The Ohio Statehouse stands in Columbus.
COLUMBUS, Ohio - Ohio has passed a law regulating third-party litigation funding but stopping well short of requiring all parties to reveal outside financial arrangements in court.
Gov. Mike DeWine signed HB 105 into law on July 7, requiring litigation finance firms to register with the attorney general and adhere to a detailed set of rules including a ban on foreign investors. The law doesn’t require parties to reveal their financial arrangements in court, however, instead making contracts public only after a case is resolved.
With the new law, Ohio joins a growing number of states that mandate some type of TPLF disclosure (North Carolina recently banned the funding entirely), as groups aligned with corporate defendants push for more widespread disclosure of outside litigation funding. Those groups, including the U.S. Chamber of Commerce, argue outside funders operating in secret can exercise improper influence on litigation decisions and keep alive “zombie lawsuits” that otherwise would be settled or never filed in the first place.
Lawyers for Civil Justice, a group backed by major corporations, is advocating for a universal rule in federal courts requiring TPLF. The Ohio law represents only a tentative step in that direction, said Alex Dahl, LCJ’s general counsel. For more than half a century, defendants have been required to disclose their insurance contracts as soon as they are sued, for example. But even when courts require plaintiffs to reveal who is financing them, it is often done in secret, ex parte communications with the judge, Dahl said.
"Just like insurance, there is really no such thing as an ex parte disclosure,” he said. “Telling the judge isn’t the same thing as telling the court, the parties, the public about who has a financial stake in the litigation and on what terms they are participating. That’s what courts and the parties need; that’s the tradition of our legal system."
The Ohio law does address many of the practices that businesses and insurance companies have long criticized as abusive and adding to the cost of litigation.
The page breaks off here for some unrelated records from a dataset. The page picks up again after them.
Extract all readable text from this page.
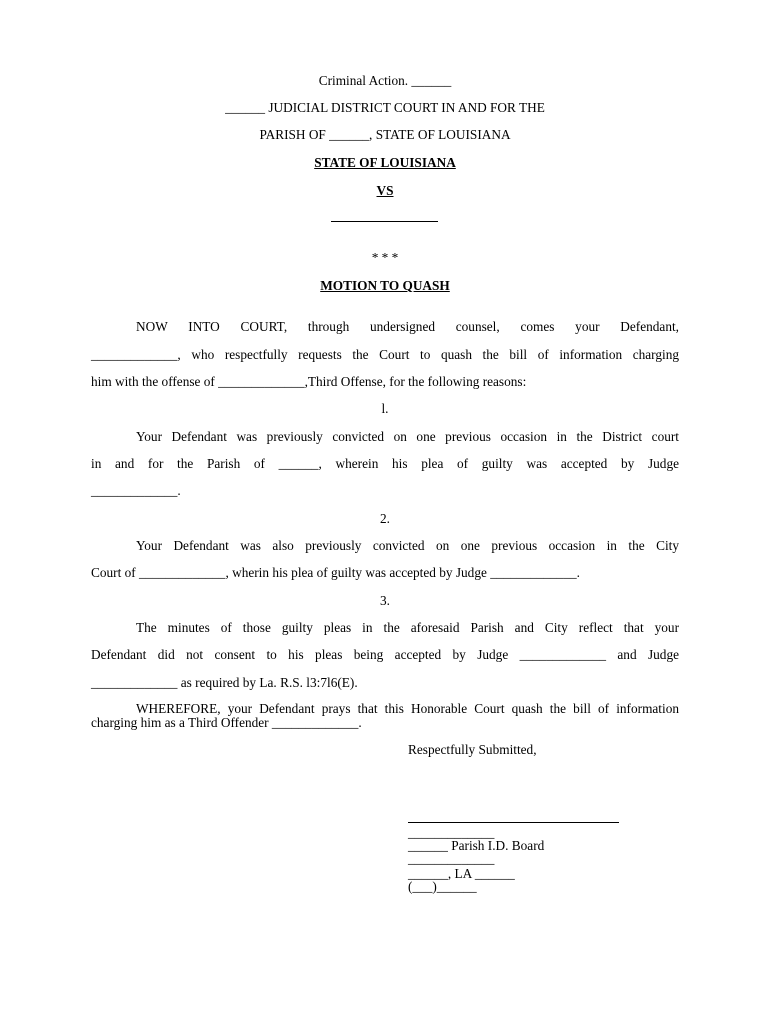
Criminal Action. ______
______ JUDICIAL DISTRICT COURT IN AND FOR THE
PARISH OF ______, STATE OF LOUISIANA
STATE OF LOUISIANA
VS
* * *
MOTION TO QUASH
NOW INTO COURT, through undersigned counsel, comes your Defendant,
_____________, who respectfully requests the Court to quash the bill of information charging
him with the offense of _____________,Third Offense, for the following reasons:
l.
Your Defendant was previously convicted on one previous occasion in the District court
in and for the Parish of ______, wherein his plea of guilty was accepted by Judge
_____________.
2.
Your Defendant was also previously convicted on one previous occasion in the City
Court of _____________, wherin his plea of guilty was accepted by Judge _____________.
3.
The minutes of those guilty pleas in the aforesaid Parish and City reflect that your
Defendant did not consent to his pleas being accepted by Judge _____________ and Judge
_____________ as required by La. R.S. l3:7l6(E).
WHEREFORE, your Defendant prays that this Honorable Court quash the bill of information charging him as a Third Offender _____________.
Respectfully Submitted,
_____________
______ Parish I.D. Board
_____________
______, LA ______
(___)______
Consumer litigation finance firms, who mostly extend loans to personal-injury plaintiffs, must register with the AG, make detailed disclosures to borrowers, and cannot pay “referral fees” to attorneys or medical providers.
Legal Newsline has published multiple articles detailing how personal injury lawyers operate in tandem with doctors and outside financiers to generate excessive medical bills and drive up insurance premiums.
Ohio’s new law puts similar restrictions on commercial TPLF providers, who lend money directly to lawyers in exchange for a piece of their fees or to business plaintiffs in exchange for a percentage of any winnings in court. The law also requires them to register with the AG and they cannot exercise any control over litigation decisions. They also cannot accept any foreign money, with the law citing the “grave risk posed by foreign actors that seek to interfere” with Ohio courts.
Lawyers for Civil Justice and the Chamber’s Institute for Legal Reform argue all commercial TPLF agreements should be disclosed, in part to eliminate the risk foreign entities are financing litigation to further their own interests. They also have done studies showing TPLF agreements often include clauses requiring plaintiffs to comply with their decisions on whether to settle and for how much, despite professional rules in most states prohibiting such conduct.
In one of the most widely known cases, Burford Capital, a publicly traded litigation finance firm, was able to block Sysco Food Service from settling antitrust cases for less than Burford had invested in the litigation.
Defendants have been required to disclose insurance coverage in federal cases since 1970, under the theory insurers pay for legal defense and make critical decisions, including whether to settle a case. Groups like LCJ say the same rules should apply to plaintiffs who are being financed by outside entities.
The practice of TPLF can be highly lucrative, even for foreign companies that some lawmakers fear push litigation in order to benefit their home countries. Sen. Ted Cruz last month warned Chinese companies could be funding environmental litigation that will harm America's energy market.
Sen. Thom Tillis hoped to include a provision in President Donald Trump's Big Beautiful Bill that would increase the tax rate on TPLF winnings but was beaten back. His measure would've doubled the rate on profits to 41%, treating them as income tax rather than capital gains.